Of course, the idea of the "taxpayers" actually paying for this latest emergency relief is yet another fantasy. The Feds may as well pile on as much debt as they can get away with at this point, because the truth is we're not good for any of it. The taxpayers don't have that kind of money. The idea of enforcing some sort of financial discipline through the principle of "moral hazard" disappeared about the time that Clinton's Treasury Secretary, Robert Rubin, engineered the bailout of Long-Term Capital Management. It's now standard operating procedure for the federal government to take over one huge financial company after another, as we gradually socialize the financial structure of the United States.

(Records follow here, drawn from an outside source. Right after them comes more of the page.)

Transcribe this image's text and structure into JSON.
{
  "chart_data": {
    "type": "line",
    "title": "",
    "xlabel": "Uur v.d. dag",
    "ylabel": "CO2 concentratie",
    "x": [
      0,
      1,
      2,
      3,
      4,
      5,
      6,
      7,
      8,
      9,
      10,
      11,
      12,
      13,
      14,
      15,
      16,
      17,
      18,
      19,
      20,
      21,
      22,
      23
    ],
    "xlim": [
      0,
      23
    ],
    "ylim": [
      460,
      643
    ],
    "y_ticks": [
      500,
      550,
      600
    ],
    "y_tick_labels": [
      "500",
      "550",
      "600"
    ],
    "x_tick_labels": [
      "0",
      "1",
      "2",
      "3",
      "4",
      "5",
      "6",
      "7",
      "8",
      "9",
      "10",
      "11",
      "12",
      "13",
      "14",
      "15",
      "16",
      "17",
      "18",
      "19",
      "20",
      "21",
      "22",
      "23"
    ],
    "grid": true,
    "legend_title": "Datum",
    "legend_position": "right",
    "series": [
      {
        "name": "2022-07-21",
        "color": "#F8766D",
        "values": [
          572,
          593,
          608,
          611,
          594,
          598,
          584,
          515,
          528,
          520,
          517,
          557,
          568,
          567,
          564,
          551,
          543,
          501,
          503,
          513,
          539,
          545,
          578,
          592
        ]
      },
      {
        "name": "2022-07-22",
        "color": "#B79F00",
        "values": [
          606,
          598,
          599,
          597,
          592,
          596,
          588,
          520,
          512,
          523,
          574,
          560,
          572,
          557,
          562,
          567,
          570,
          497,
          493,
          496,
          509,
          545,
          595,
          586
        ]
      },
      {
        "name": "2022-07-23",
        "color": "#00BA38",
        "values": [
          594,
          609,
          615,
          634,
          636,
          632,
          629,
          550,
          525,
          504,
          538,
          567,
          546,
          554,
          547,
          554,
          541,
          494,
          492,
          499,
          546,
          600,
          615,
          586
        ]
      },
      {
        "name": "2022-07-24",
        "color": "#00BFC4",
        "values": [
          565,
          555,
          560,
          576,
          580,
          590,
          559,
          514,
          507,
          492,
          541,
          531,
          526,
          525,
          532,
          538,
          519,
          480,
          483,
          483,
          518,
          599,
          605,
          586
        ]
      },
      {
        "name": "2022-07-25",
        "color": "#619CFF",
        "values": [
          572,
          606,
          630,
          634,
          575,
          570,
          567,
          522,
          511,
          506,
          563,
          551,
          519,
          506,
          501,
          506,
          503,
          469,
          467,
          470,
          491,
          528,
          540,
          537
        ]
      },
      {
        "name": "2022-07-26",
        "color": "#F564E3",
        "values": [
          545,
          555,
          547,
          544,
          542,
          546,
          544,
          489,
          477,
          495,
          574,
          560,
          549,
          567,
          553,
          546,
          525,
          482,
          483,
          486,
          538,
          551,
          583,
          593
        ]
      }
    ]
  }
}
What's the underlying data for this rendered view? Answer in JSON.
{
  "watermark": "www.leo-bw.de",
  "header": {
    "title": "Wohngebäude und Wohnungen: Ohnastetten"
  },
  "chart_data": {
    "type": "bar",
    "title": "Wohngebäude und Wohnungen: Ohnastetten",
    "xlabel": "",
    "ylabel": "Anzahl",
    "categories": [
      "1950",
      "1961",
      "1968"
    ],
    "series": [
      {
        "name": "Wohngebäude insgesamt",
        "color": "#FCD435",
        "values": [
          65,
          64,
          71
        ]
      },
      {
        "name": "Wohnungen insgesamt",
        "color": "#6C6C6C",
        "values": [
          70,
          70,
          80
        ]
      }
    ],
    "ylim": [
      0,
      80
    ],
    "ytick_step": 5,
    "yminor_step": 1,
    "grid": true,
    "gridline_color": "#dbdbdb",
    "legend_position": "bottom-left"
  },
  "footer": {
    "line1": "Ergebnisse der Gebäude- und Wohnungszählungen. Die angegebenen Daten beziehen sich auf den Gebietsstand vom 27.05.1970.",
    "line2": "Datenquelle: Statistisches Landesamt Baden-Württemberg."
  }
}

It is the natural, inescapable action-reaction sequence after all the years of mindless, Ayn Rand-inspired, deregulated greed. But really, Paulson is just kicking the problem down the road. If you don't have the money, you don't have the money. He's staving off the inevitable until, let's see, about November 5, 2008.

Which might be the biggest, ironical joke of all. Paulson might help McCain get elected, and then this addled, goofy, querulous, forgetful shmegege can inherit the job of straightening out - what would you call it? - the financial meltdown of the United States economy. It would almost be worth it just to see that.

1 comment:

  1. Anonymous2:14 AM

    Jim Puplava, in his weekly show Financial Sense Online (you can listen to the broadcast online), believes we are headed into a hyper-inflationary depression in the 2010 timeframe because of all of the money printing. Apart from the mortgage mess, our unfunded liability for social security and medicare is around $62 trillion.